December 6, 2017

Economic Development Incentives, Reported Job Creation, and Local Employment

  • Paul Byrne

    Associate Professor of Economics, Washburn University

Economic development programs such as tax increment financing (TIF) are among the tools policymakers use to pursue job creation. In spite of popular support for these programs, there is growing demand for evidence that TIFs are effective job creators.

Paul F. Byrne examines self-reported job creation numbers from TIF districts in Missouri and finds that the reported number of jobs they support does not have a positive effect on county-level employment.

Tax Increment Financing

TIF districts were originally conceived to help renew blighted areas by funding infrastructure improvements, but today they are more often promoted as job creators. They work in the following way:

  • A geographical area is designated a TIF district, which often overlaps multiple municipal jurisdictions.
  • Tax revenue collected by jurisdictions from within the TIF district is frozen at its value in the year of creation, and additional revenue raised is kept and managed by the district.
  • TIF first uses bonds backed by expected increases in tax revenues to invest in infrastructure improvements or other costs necessary to encourage economic development in the district.
  • Assuming tax revenues increase, the district repays its bonds and may be able to use any additional revenue or new bond issues to continue its investments.

Key Findings

In the years examined, there were 513 TIF districts in Missouri. The state requires that TIF districts file annual reports on job creation and retention, but there is no consistent rule for determining whether a job was really created or retained as a result of the TIF district—in spite of a “but-for” provision, which requires that an incentive not be awarded unless the supported economic activity would not occur without the incentive.

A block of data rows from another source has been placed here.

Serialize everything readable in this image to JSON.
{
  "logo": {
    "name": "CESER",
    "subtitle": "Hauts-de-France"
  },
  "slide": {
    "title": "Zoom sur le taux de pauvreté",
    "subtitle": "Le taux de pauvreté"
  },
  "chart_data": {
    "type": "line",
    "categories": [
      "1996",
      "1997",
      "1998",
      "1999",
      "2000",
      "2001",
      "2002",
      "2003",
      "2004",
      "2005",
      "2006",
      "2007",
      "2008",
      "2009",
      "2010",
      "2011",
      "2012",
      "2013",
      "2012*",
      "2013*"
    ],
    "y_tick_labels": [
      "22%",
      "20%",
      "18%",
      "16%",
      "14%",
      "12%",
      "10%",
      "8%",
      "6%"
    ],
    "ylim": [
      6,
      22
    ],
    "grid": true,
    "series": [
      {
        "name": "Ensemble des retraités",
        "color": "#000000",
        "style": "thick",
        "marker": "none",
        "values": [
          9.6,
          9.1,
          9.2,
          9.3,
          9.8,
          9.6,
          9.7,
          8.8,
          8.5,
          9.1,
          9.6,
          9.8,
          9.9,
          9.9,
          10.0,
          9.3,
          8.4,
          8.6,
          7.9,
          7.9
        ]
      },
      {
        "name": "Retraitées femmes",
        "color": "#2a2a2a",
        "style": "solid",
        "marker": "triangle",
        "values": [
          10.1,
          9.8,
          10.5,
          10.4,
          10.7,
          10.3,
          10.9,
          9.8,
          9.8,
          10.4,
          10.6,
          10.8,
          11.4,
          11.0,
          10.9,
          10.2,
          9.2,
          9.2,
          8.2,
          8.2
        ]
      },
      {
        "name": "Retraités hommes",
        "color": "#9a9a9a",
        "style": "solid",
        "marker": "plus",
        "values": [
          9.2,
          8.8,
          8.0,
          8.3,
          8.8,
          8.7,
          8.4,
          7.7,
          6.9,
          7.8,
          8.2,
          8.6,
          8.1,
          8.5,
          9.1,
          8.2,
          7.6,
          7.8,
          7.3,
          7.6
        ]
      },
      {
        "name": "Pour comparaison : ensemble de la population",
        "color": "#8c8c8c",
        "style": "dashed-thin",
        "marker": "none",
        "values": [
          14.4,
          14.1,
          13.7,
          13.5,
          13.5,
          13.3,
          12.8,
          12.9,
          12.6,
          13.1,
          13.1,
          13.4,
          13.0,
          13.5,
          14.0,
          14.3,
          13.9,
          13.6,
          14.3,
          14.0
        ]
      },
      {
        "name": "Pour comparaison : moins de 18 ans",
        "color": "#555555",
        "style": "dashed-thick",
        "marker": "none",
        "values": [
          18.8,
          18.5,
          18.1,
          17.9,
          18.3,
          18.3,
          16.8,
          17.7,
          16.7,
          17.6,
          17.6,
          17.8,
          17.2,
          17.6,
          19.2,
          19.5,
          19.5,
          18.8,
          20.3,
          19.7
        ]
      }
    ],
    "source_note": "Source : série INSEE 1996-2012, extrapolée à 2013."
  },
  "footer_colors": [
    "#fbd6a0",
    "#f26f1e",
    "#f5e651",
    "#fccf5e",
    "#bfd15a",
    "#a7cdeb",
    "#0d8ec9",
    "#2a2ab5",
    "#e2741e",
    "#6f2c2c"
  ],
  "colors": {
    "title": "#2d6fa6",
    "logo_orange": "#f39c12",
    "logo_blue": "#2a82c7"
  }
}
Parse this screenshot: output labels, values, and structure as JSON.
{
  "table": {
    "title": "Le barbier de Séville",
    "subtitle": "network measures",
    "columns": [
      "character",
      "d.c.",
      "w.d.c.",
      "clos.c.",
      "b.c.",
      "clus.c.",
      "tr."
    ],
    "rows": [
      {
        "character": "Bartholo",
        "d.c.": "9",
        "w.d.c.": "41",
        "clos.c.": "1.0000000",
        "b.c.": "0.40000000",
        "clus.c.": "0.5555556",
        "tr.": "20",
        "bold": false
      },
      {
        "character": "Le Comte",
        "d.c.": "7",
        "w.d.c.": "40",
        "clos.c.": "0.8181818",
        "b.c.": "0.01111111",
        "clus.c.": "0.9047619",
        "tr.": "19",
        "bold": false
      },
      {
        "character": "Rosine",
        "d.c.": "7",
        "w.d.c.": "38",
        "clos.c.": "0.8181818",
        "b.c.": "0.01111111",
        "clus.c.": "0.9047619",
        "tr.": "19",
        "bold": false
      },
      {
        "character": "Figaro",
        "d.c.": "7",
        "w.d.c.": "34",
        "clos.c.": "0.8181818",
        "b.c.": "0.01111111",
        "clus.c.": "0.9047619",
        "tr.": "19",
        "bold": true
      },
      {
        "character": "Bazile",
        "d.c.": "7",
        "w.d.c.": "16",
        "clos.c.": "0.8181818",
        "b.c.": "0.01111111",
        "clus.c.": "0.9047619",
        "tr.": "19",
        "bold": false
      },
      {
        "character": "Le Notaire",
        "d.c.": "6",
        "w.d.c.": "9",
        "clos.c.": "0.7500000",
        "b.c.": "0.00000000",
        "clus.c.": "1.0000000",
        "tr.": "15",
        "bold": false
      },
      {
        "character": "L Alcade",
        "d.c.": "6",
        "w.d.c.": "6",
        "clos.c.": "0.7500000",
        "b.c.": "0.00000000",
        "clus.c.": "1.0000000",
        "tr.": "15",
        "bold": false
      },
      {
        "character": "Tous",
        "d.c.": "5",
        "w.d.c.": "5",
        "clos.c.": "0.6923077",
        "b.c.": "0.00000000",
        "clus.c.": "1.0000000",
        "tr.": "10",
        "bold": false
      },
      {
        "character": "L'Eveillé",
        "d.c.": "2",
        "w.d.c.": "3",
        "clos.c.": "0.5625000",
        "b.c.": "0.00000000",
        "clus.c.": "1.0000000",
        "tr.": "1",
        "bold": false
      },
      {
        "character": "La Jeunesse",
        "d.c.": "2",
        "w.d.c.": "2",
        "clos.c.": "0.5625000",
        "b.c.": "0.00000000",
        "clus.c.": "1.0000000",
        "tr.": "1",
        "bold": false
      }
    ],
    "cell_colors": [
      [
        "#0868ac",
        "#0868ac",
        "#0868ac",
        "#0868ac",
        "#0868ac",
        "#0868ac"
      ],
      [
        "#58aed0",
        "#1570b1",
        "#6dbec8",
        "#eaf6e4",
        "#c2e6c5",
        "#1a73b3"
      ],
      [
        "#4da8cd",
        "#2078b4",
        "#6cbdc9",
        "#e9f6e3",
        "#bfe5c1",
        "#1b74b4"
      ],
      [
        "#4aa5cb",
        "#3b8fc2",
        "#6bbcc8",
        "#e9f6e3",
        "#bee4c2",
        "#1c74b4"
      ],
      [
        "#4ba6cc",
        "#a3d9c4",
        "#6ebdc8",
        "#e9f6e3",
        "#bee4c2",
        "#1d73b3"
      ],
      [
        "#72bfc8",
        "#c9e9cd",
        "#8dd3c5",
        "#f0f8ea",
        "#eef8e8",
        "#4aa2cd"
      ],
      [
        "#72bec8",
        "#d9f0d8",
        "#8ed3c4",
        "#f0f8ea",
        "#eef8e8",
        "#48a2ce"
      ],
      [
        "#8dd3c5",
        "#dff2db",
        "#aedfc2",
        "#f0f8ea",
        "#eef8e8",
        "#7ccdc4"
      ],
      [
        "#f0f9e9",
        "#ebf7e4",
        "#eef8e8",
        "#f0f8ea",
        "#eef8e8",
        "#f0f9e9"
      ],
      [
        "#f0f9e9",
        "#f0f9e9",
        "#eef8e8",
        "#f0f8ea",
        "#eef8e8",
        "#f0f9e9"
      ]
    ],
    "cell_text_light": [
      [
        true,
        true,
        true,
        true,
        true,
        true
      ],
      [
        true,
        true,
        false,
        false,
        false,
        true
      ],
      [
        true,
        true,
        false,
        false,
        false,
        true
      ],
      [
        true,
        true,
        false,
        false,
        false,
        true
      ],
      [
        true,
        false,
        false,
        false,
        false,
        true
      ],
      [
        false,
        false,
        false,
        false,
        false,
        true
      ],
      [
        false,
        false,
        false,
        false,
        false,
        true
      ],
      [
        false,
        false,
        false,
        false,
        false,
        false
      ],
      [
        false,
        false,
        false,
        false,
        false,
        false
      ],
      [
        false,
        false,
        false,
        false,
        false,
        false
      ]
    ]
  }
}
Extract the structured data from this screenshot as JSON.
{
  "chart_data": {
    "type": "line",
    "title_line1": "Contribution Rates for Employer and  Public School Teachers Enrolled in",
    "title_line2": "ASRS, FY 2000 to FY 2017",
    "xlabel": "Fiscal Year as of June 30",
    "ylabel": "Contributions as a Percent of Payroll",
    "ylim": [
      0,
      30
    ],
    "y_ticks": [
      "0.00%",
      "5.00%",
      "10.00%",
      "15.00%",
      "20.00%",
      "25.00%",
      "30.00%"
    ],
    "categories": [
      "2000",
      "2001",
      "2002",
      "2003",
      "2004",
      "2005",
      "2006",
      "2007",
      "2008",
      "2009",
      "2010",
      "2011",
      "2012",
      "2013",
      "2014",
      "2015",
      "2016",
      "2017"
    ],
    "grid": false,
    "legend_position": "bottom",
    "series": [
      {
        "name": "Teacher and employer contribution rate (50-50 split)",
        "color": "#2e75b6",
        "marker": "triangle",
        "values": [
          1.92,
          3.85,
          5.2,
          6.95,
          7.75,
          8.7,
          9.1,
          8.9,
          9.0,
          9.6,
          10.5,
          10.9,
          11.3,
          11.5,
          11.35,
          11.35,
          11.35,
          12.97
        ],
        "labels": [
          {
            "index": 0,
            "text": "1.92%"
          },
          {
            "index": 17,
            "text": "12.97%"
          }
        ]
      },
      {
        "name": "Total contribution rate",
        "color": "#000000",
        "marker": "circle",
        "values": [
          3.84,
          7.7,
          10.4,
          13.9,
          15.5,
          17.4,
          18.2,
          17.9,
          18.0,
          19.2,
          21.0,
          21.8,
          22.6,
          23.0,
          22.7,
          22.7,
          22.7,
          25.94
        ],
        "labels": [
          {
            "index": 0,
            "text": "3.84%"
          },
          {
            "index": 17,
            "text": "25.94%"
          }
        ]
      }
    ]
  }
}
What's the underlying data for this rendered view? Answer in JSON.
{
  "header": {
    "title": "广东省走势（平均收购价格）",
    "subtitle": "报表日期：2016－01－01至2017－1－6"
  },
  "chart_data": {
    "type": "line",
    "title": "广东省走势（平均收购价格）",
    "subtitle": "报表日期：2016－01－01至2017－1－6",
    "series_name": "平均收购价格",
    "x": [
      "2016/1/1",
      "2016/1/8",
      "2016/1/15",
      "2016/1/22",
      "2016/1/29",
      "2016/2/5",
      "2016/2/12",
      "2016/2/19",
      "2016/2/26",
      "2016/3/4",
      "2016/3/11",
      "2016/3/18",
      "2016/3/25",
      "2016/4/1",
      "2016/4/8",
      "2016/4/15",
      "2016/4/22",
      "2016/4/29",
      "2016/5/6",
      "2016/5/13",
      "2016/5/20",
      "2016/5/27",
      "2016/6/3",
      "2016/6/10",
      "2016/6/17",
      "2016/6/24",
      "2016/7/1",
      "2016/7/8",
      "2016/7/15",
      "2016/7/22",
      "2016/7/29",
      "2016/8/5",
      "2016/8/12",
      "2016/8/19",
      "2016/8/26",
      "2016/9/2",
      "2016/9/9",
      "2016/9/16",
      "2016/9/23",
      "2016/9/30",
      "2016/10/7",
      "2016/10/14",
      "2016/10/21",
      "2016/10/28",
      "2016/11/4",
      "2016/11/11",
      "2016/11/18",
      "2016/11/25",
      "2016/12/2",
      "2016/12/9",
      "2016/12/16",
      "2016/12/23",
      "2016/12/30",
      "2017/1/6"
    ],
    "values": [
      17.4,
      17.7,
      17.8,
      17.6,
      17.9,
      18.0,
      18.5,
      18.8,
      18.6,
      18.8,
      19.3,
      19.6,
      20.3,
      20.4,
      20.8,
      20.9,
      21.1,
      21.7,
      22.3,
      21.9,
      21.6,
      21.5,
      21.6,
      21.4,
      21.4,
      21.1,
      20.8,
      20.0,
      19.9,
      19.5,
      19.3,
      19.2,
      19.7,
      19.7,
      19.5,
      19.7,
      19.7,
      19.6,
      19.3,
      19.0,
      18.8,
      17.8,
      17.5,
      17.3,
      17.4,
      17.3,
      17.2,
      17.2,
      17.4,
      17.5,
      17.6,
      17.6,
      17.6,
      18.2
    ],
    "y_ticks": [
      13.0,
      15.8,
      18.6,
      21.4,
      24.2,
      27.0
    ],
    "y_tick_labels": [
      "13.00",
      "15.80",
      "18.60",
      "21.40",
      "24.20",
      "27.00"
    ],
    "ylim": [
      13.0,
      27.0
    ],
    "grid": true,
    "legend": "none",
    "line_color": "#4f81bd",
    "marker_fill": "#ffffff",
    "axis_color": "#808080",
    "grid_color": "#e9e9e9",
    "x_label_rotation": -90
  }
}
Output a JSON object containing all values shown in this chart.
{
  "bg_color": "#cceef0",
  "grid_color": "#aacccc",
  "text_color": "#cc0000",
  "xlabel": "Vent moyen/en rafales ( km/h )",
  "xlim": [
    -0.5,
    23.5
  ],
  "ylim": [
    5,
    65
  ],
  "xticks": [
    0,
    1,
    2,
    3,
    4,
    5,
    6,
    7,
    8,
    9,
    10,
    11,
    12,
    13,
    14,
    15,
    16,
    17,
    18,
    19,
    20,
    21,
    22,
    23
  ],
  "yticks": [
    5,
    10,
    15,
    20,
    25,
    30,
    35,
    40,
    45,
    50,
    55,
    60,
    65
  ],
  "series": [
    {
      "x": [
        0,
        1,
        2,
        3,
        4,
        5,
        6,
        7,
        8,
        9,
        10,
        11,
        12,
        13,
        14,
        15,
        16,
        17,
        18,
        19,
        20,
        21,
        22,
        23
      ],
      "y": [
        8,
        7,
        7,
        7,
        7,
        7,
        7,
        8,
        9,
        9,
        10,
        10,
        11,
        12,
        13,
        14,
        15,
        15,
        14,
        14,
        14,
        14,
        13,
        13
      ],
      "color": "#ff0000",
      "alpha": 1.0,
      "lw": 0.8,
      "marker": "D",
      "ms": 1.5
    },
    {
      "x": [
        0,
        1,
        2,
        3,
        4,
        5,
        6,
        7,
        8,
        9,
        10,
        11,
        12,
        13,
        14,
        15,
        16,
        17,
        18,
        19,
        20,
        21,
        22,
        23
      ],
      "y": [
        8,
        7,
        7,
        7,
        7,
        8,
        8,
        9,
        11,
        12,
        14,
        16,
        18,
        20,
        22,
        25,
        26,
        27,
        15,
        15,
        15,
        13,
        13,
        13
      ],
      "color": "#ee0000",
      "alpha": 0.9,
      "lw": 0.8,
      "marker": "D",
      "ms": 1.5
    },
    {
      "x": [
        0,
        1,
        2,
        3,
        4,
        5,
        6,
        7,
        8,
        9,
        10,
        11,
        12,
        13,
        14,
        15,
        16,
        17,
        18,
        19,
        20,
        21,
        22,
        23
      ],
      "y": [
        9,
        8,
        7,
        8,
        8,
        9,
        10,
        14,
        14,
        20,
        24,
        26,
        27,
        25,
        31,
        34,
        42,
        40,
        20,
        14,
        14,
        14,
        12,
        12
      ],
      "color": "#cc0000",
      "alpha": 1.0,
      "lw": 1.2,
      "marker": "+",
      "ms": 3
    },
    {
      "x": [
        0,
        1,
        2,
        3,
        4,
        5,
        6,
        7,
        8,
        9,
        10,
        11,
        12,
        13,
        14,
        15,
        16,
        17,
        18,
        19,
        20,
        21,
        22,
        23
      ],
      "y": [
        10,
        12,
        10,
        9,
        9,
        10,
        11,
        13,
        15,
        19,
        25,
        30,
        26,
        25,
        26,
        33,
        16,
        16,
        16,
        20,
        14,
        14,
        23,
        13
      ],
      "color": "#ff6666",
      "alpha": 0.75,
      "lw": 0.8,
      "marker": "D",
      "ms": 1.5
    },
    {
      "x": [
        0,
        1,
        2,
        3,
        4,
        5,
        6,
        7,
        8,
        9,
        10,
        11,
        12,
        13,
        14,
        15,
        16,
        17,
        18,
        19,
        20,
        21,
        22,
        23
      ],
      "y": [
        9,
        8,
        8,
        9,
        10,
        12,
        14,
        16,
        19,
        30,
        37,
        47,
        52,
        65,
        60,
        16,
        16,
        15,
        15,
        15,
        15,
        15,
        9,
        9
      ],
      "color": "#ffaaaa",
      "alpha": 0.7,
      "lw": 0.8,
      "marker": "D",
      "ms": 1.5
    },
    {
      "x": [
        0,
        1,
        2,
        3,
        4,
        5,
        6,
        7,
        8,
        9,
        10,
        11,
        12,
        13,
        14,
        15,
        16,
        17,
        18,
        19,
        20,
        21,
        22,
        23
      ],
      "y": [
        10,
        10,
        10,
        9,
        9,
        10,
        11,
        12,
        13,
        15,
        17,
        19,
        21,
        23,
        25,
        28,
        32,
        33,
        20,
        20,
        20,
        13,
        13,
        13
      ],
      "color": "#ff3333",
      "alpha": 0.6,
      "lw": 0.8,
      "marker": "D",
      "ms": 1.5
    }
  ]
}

New jobs, retained jobs, and total jobs (the sum of new and retained) are all reported by the TIF districts. Comparing the results of these reports with job creation data at the county level reported by the Bureau of Labor Statistics reveals the following:

  • There is insufficient evidence that reported numbers of TIF-supported jobs have a positive impact on county-level employment, suggesting that TIF-supported jobs were simply shifted from other areas of the county or are supporting jobs that would have located in the county anyway.
  • If TIF adoption increases economic activity within the district only by attracting jobs and spending that existed previously outside the district, this tempers the increase in economic activity in the TIF district.
  • TIFs appear to have significant positive effects on job creation only when unobserved county differences are not included in the analysis, which could explain some positive findings for TIF job creation in previous studies.

Since TIF districts divert municipal tax revenue, Missouri lawmakers should require more evidence of the effectiveness of their incentive programs for job creation than self-reporting on TIF-supported jobs.